Known as Miss Biss, the retired math teacher still tutors at Biggby Coffee in Cricket West.
“When I first started at Maumee Valley, this kid who lived across the street started calling me ‘Miss Biss’ and it stuck for 26 years,” she said.
Miss Biss, who grew up in Toledo, is not bashful about her age.
“I’m 71,” she said. “I don’t care. I always say it’s better than the alternative.”
Miss Biss and her husband, Dave, live in Sylvania and have one daughter, Amy, who lives in Chicago. Although she has no grandchildren, she has a plethora of extended family. Her sister passed away 18 years ago, and she considers her niece’s children her grandchildren.
“Plus, I have all my tutees and students so I have an extended family that’s huge,” she said.
Before Maumee Valley, she taught at Sylvania Schools. She quit teaching when she was pregnant with her daughter, but continued to tutor at her home.
“I don’t know how I did it. I’m used to being busy. I can’t stand just to sit around.”
When her daughter was older, she returned to school teaching.
Her daughter has always been a priority. They would go to school at the same time and would spend time together after school and on the weekends.
“You always worry about your children no matter how old they are,” she said. “I just want her to be happy … When my mother died when she was 93, she still worried about her kids- you never outgrow that.”

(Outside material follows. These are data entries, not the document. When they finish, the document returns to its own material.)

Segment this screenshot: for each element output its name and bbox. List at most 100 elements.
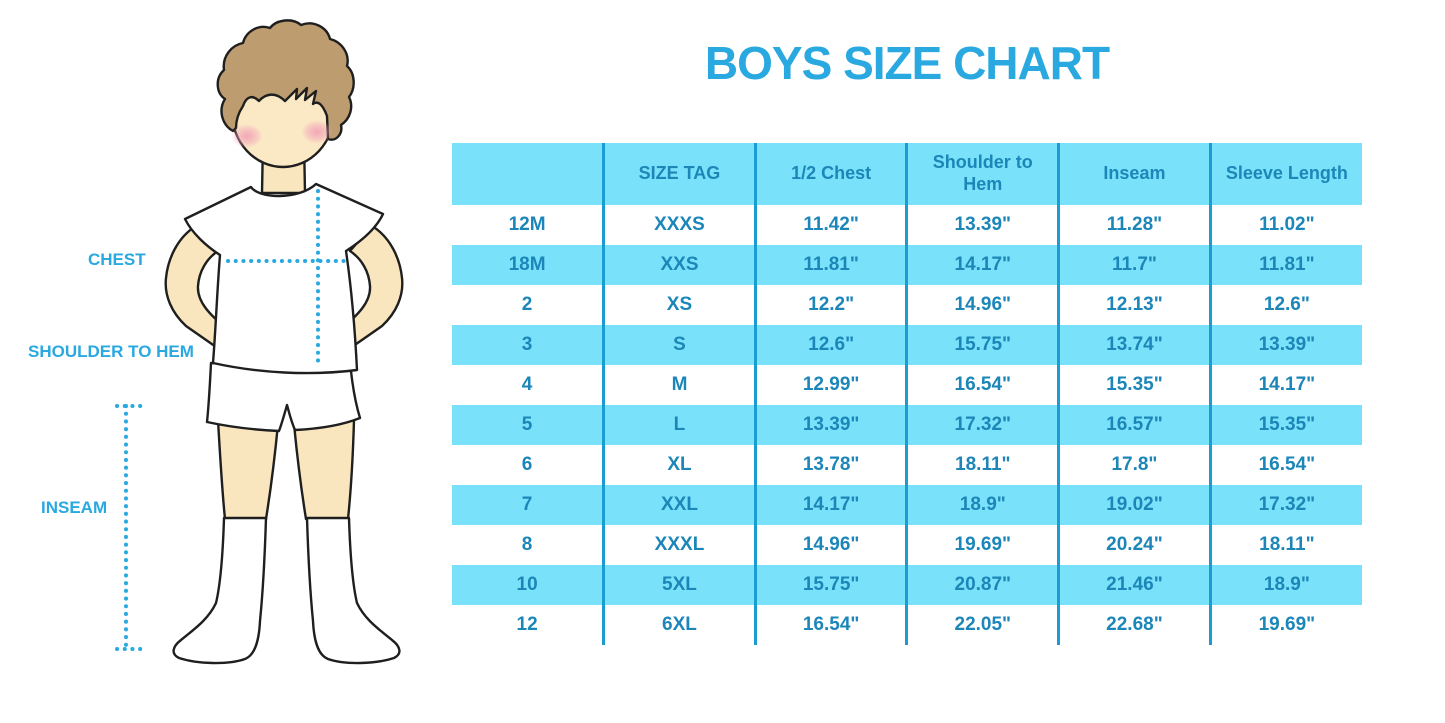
table-cell: 15.35": [1057, 365, 1211, 405]
left-sock-shape: [172, 516, 268, 665]
table-cell: 16.54": [753, 605, 907, 645]
measurement-lines: [115, 189, 346, 651]
shoulder-to-hem-label: SHOULDER TO HEM: [28, 342, 194, 361]
table-cell: 16.54": [905, 365, 1059, 405]
table-cell: 18.11": [905, 445, 1059, 485]
table-cell: 6XL: [602, 605, 756, 645]
table-cell: 13.39": [1208, 325, 1362, 365]
table-cell: 14.96": [905, 285, 1059, 325]
table-row: 5 L 13.39" 17.32" 16.57" 15.35": [452, 405, 1362, 445]
boy-illustration: [115, 19, 404, 665]
table-cell: 13.39": [905, 205, 1059, 245]
table-cell: 19.02": [1057, 485, 1211, 525]
table-cell: XXXS: [602, 205, 756, 245]
table-cell: 22.68": [1057, 605, 1211, 645]
chest-label: CHEST: [88, 250, 146, 269]
table-cell: 11.81": [1208, 245, 1362, 285]
table-cell: 12.13": [1057, 285, 1211, 325]
table-cell: S: [602, 325, 756, 365]
size-age-cell: 10: [452, 565, 604, 605]
table-body: 12M XXXS 11.42" 13.39" 11.28" 11.02" 18M XXS 11.…: [452, 205, 1362, 645]
column-header: Inseam: [1057, 143, 1211, 205]
table-cell: 14.17": [905, 245, 1059, 285]
table-cell: 20.24": [1057, 525, 1211, 565]
table-cell: 16.57": [1057, 405, 1211, 445]
table-cell: M: [602, 365, 756, 405]
table-cell: 21.46": [1057, 565, 1211, 605]
table-cell: 20.87": [905, 565, 1059, 605]
table-cell: 18.9": [1208, 565, 1362, 605]
table-cell: 12.99": [753, 365, 907, 405]
column-header: Shoulder to Hem: [905, 143, 1059, 205]
size-age-cell: 5: [452, 405, 604, 445]
size-table: SIZE TAG 1/2 Chest Shoulder to Hem Inseam Sl…: [452, 143, 1362, 645]
column-header: Sleeve Length: [1208, 143, 1362, 205]
table-cell: 5XL: [602, 565, 756, 605]
table-cell: 18.9": [905, 485, 1059, 525]
size-age-cell: 4: [521, 374, 533, 395]
table-row: 8 XXXL 14.96" 19.69" 20.24" 18.11": [452, 525, 1362, 565]
size-age-cell: 8: [521, 534, 533, 555]
table-cell: XS: [602, 285, 756, 325]
column-header: SIZE TAG: [602, 143, 756, 205]
table-cell: 11.81": [753, 245, 907, 285]
table-cell: 19.69": [1208, 605, 1362, 645]
table-cell: 15.35": [1208, 405, 1362, 445]
table-cell: 11.02": [1208, 205, 1362, 245]
table-header-row: SIZE TAG 1/2 Chest Shoulder to Hem Inseam Sl…: [452, 143, 1362, 205]
table-cell: 15.75": [905, 325, 1059, 365]
table-cell: XXS: [602, 245, 756, 285]
table-cell: 17.8": [1057, 445, 1211, 485]
table-row: 3 S 12.6" 15.75" 13.74" 13.39": [452, 325, 1362, 365]
table-cell: 16.54": [1208, 445, 1362, 485]
table-cell: XXXL: [602, 525, 756, 565]
column-header: 1/2 Chest: [753, 143, 907, 205]
table-cell: 15.75": [753, 565, 907, 605]
hair-shape: [216, 19, 355, 141]
right-leg-shape: [292, 418, 356, 521]
table-row: 2 XS 12.2" 14.96" 12.13" 12.6": [452, 285, 1362, 325]
left-leg-shape: [216, 418, 280, 521]
table-cell: 19.69": [905, 525, 1059, 565]
table-row: 12M XXXS 11.42" 13.39" 11.28" 11.02": [452, 205, 1362, 245]
table-row: 4 M 12.99" 16.54" 15.35" 14.17": [452, 365, 1362, 405]
right-sock-shape: [305, 516, 401, 665]
table-cell: 17.32": [1208, 485, 1362, 525]
table-cell: L: [602, 405, 756, 445]
table-cell: 14.17": [1208, 365, 1362, 405]
left-cheek-blush: [231, 124, 263, 148]
table-row: 12 6XL 16.54" 22.05" 22.68" 19.69": [452, 605, 1362, 645]
page-title: BOYS SIZE CHART: [704, 37, 1110, 89]
table-cell: 11.7": [1057, 245, 1211, 285]
table-cell: 12.6": [1208, 285, 1362, 325]
size-age-cell: 6: [521, 454, 533, 475]
table-cell: 22.05": [905, 605, 1059, 645]
table-cell: 14.96": [753, 525, 907, 565]
table-cell: 12.2": [753, 285, 907, 325]
right-cheek-blush: [301, 120, 333, 144]
size-age-cell: 12: [516, 614, 538, 635]
table-cell: 14.17": [753, 485, 907, 525]
size-age-cell: 18M: [452, 245, 604, 285]
table-cell: 11.42": [753, 205, 907, 245]
table-row: 18M XXS 11.81" 14.17" 11.7" 11.81": [452, 245, 1362, 285]
table-cell: XL: [602, 445, 756, 485]
size-age-cell: 3: [452, 325, 604, 365]
table-cell: 13.78": [753, 445, 907, 485]
table-cell: 11.28": [1057, 205, 1211, 245]
column-header: [452, 143, 604, 205]
size-age-cell: 7: [452, 485, 604, 525]
table-cell: 17.32": [905, 405, 1059, 445]
table-cell: 13.74": [1057, 325, 1211, 365]
table-row: 10 5XL 15.75" 20.87" 21.46" 18.9": [452, 565, 1362, 605]
table-cell: 13.39": [753, 405, 907, 445]
inseam-label: INSEAM: [41, 498, 108, 517]
size-age-cell: 2: [521, 294, 533, 315]
t-shirt-shape: [183, 182, 385, 375]
table-row: 6 XL 13.78" 18.11" 17.8" 16.54": [452, 445, 1362, 485]
size-age-cell: 12M: [508, 214, 546, 235]
table-row: 7 XXL 14.17" 18.9" 19.02" 17.32": [452, 485, 1362, 525]
table-cell: XXL: [602, 485, 756, 525]
table-cell: 18.11": [1208, 525, 1362, 565]
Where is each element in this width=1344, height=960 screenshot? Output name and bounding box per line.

Miss Biss enjoys her retired life and keeps in touch with former students.
“I don’t think I’ve ever forgotten a student. I remember these kids. I keep calling them kids, but they’re not kids. I have kids that are retired.”
Aside from tutoring, Miss Biss enjoys working out, yoga, golfing and volunteering. She also likes cutting her grass, reading and meeting friends.
“I love it [all]. I would not be happy any other way,” she said.
Miss Biss advises mothers of all ages to spend as much time with their children as possible and try to be a good role model for them, too.
Miss Biss has a simple advice for children regarding their mothers: “Love and respect them.”